でも、比奈守君が心配してくれて救われた。本当だよ。ありがとう」
なぜだか分からないけど、さっきまでの暗い気持ちがウソのように気持ちは晴れやかだった。比奈守君はそっけないけど優しい。そのことがただただ嬉しかった。
ブランコに座ったままの私の正面に立ち、比奈守君は訊いてきた。
「……もしかして、永田先生と何かありました?」
「どっ、えっ、いや、別に!?」
「そこまでしゃべっといて、今さら隠さなくても。バレてますし」
「バレてるって?」
「さっき、水族館での先生達そんな雰囲気だったんで」
「……!」
水族館で比奈守君と別れた時のことを思い出す。あの時、私のそばには永田先生がいた。
なんと言うべきか、やっぱり比奈守君にはかなわない。この一言につきる。
観念して、私は永田先生から告白されたことを打ち明けることにした。「他の生徒達には内緒にしてほしい」そう、前置きをして。
ひととおり話を聞き終えた比奈守君は、再びブランコに座り、冷静な反応を示した。
「……やっぱり」
「比奈守君、驚かないの?」
「先生の鈍さには驚いてますけどね。だから言ったんですよ」
「だよね……。反論できないのが痛い……」
「……永田先生と付き合うんですか?」
「付き合わないよ」
「イケメンなのに?」
「そういうのは関係ないよ」
あんな話を聞いてしまったら、断るしかない。さすがにこれは比奈守君にも話せないけど、永田先生が元カノさんを振った理由が私だなんて、嫌だった。

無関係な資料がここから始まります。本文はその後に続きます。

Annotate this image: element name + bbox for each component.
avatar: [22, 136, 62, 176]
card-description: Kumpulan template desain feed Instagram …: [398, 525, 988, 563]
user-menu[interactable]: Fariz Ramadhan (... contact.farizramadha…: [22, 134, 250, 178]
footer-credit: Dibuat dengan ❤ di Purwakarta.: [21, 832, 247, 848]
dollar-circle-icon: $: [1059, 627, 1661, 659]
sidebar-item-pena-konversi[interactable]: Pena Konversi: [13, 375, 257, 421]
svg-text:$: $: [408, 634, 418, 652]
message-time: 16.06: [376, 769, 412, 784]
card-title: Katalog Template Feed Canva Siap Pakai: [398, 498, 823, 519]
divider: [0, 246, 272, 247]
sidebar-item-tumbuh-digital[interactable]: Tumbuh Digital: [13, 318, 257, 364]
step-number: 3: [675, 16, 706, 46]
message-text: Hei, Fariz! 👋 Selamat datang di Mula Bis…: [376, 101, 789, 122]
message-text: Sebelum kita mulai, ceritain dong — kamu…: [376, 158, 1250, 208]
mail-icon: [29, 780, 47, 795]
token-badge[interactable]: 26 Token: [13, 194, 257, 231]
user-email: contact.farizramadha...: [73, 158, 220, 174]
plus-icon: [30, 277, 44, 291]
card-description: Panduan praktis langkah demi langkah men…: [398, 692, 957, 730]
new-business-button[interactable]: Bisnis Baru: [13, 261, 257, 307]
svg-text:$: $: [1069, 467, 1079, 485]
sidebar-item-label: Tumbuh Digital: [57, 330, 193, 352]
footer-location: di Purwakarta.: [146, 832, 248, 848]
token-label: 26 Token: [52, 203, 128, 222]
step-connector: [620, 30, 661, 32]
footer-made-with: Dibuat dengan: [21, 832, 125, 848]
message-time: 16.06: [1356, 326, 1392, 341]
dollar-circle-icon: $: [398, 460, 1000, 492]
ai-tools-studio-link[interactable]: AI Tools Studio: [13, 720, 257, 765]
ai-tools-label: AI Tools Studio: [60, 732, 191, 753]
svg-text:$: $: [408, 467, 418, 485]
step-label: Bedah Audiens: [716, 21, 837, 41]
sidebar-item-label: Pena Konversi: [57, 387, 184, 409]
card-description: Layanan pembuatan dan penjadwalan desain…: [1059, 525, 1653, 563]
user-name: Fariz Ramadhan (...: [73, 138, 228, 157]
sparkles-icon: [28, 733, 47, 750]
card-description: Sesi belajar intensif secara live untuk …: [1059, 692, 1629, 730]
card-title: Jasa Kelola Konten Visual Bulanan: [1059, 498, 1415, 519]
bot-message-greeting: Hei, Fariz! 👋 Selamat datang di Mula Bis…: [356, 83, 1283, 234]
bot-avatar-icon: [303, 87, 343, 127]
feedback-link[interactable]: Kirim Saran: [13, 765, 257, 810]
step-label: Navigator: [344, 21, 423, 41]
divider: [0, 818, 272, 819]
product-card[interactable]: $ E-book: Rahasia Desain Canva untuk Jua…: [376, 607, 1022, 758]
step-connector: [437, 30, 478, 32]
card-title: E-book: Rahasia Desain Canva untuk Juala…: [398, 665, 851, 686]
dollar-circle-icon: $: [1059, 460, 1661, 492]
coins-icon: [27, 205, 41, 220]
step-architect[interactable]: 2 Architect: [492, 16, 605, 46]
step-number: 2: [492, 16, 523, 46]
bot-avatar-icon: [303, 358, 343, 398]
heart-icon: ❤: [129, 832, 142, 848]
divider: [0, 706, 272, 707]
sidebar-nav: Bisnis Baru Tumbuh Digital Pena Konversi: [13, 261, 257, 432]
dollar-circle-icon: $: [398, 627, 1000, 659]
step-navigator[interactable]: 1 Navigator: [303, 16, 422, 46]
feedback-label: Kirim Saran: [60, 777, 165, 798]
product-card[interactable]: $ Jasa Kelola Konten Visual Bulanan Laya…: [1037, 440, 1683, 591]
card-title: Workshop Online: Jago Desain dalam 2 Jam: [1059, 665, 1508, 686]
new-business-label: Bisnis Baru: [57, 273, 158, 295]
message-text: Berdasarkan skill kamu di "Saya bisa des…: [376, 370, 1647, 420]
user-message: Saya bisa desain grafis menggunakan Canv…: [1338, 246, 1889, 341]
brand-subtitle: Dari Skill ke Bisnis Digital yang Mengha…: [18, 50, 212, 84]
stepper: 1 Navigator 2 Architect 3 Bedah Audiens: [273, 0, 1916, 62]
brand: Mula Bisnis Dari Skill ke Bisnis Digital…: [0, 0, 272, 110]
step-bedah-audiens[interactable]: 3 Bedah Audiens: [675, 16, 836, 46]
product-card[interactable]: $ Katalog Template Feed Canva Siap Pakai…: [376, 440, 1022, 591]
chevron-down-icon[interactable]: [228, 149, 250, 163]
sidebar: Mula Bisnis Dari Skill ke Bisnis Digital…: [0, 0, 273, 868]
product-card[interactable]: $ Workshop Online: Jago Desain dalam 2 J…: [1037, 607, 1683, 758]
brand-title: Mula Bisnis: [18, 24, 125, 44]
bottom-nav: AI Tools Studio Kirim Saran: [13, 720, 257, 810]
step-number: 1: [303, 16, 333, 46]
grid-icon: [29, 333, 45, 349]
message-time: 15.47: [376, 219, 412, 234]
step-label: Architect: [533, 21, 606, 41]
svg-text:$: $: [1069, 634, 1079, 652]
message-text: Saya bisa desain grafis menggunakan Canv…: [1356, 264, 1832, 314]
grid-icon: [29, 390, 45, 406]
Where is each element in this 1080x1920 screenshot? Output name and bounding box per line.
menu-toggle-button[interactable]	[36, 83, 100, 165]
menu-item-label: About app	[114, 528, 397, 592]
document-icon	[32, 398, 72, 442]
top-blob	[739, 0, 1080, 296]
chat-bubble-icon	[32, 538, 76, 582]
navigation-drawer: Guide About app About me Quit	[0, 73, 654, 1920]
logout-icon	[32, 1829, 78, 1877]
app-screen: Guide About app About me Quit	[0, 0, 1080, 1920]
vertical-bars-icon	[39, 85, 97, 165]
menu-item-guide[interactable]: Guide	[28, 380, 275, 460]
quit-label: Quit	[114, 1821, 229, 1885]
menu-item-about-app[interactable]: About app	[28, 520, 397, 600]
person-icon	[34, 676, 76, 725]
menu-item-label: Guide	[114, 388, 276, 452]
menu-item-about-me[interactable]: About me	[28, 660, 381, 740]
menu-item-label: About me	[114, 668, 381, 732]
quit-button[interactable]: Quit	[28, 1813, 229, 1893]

そう……。昔付き合ったあの人と永田先生が、どうしてもダブって見えてしまうから。出来ることなら、永田先生の恋愛事情なんて知りたくなかった。
私の事情を知らない比奈守君は、遠い目で言った。
「……付き合ってみなきゃ分からないこともあるんじゃないですか?先生も言ってましたよね、教師は教師とくっつきやすいって」
「それは一般論だよ。別れた時に同じ職場だと気まずいから」
「付き合う前から別れた時のこと考えるんですね」
何を考えているのか分からない淡白な声音に、うっかり傷ついてしまいそうになり私はまた動揺した。
つまらない大人だと思われたかな?そうだよね。若い頃は、後先のことなんて考えず気持ちのまま勢いで付き合えるものだもんね……。
「……俺も、彼女と長く続いたことないんで、そういうの分かります」
ポツリと語られた比奈守君の一部に、激しく心が揺れた。そんな自分に、また、戸惑う。